Wednesday, December 12, 2007

Art for art's sake? Food for food's sake.

I’d like to get a little theoretical for a moment. I know, thus far, my posts have been light and recipe centered, focused on specific foods and how they immerge from my life. I do hope, however, that you’ve been able to pick up on my dirty little secret. While my tales are actual occurrences from my life as a not-as-young-as-most-of-my–classmates, culinary student living and loving in New York City, they are really about how I think food and life intertwine.

I read something disturbing on Saturday in a book by one of my, dare I say, idols in the culinary-lit world. Michael Ruhlman on page 13 of The Soul of a Chef says, “Poetry is an art form. Cooking is a craft. (Oh, I know how the foodie blowhards – and even a lot of chefs – love to talk about food as art! But I’m sorry, noodles spun into towers and designs on plates with different-colored sauces do not equal art, so don’t talk to me about food as art or chefs as artistes.)”

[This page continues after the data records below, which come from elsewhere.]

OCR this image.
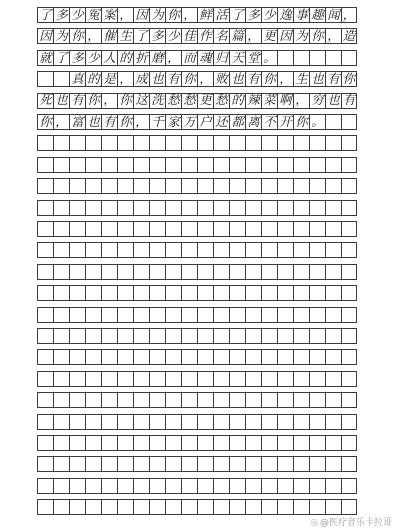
了 多 少 冤 案 ， 因 为 你 ， 鲜 活 了 多 少 逸 事 趣 闻 ，
因 为 你 ， 催 生 了 多 少 佳 作 名 篇 ， 更 因 为 你 ， 造
就 了 多 少 人 的 折 磨 ， 而 魂 归 天 堂 。
真 的 是 ， 成 也 有 你 ， 败 也 有 你 ， 生 也 有 你
死 也 有 你 ， 你 这 洗 愁 愁 更 愁 的 辣 菜 啊 ， 穷 也 有
你 ， 富 也 有 你 ， 千 家 万 户 还 都 离 不 开 你 。
◎ @医疗音乐卡拉哥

Well, certainly Mr. Ruhlman is correct, in a way. Plating is not art. It can be a pretty and a sometimes ingenious craft. Anyone who has ever eaten at Grant Achatz’s Alinea (or at his last gig Trio) can confirm that. If you don’t believe me, check out this wackiness: http://www.alinea-restaurant.com/pages/gallery/gallery_cuis.html

Art is not simply arranging things - paint, bits of clay, musical notes, or food - in a pattern pleasing to the eye. Art is how the arrangement and how the items themselves inspire thought, feeling, and even action. How do you like that all you art scholars worldwide?! I figured it out for you! While this may be a facile statement on the oh so complex subject of art, I think there’s something to it for our discussion here. The artistry of cooking, food, chefs, and grandma in her kitchen is not what the food is or even how it tastes, but what it can do to you. What could be more truly artistic than making something that with one glance, one whiff, one tiny taste can send your mind rushing back to October 28, 1984 when you in your red corduroy jumper walked hand-in-hand with your mom along delightfully muddy paths of the Apple Holler orchard in Bristol, Wisconsin. . .your hands sticky with the honeyed-tartness of Macintosh and Red Delicious picked, tasted, and bushelled? I’ve had an apple pie that could do that. What could in one eye and heart opening meal of impossibly pillowy gnocchi and decadently rich and tender osso bucco make you plan a week long trip that leads to a month sojourn, which leads to a new life in a new home with a new purpose? I’ve had a meal, which has made me come close to that, oh so close.

Chefs as artists: clearly not all of them are. Most cooks and chefs would never claim to be artists and would never want to be called such a dirty name. Some believe themselves to be, but really for all the time they spend arranging and all the time they don’t spend thinking, feeling, and remembering, they are really just painting Elvises on velvet. Maybe there aren’t even any chefs that are artists all the time, but there are certainly meals and dishes that are works of art. Some dishes can transport us not just to another place and time in our own past, but allow us to see a future we couldn’t fathom before we sat down at the table. If that’s not art, I sure as heck don’t know what is.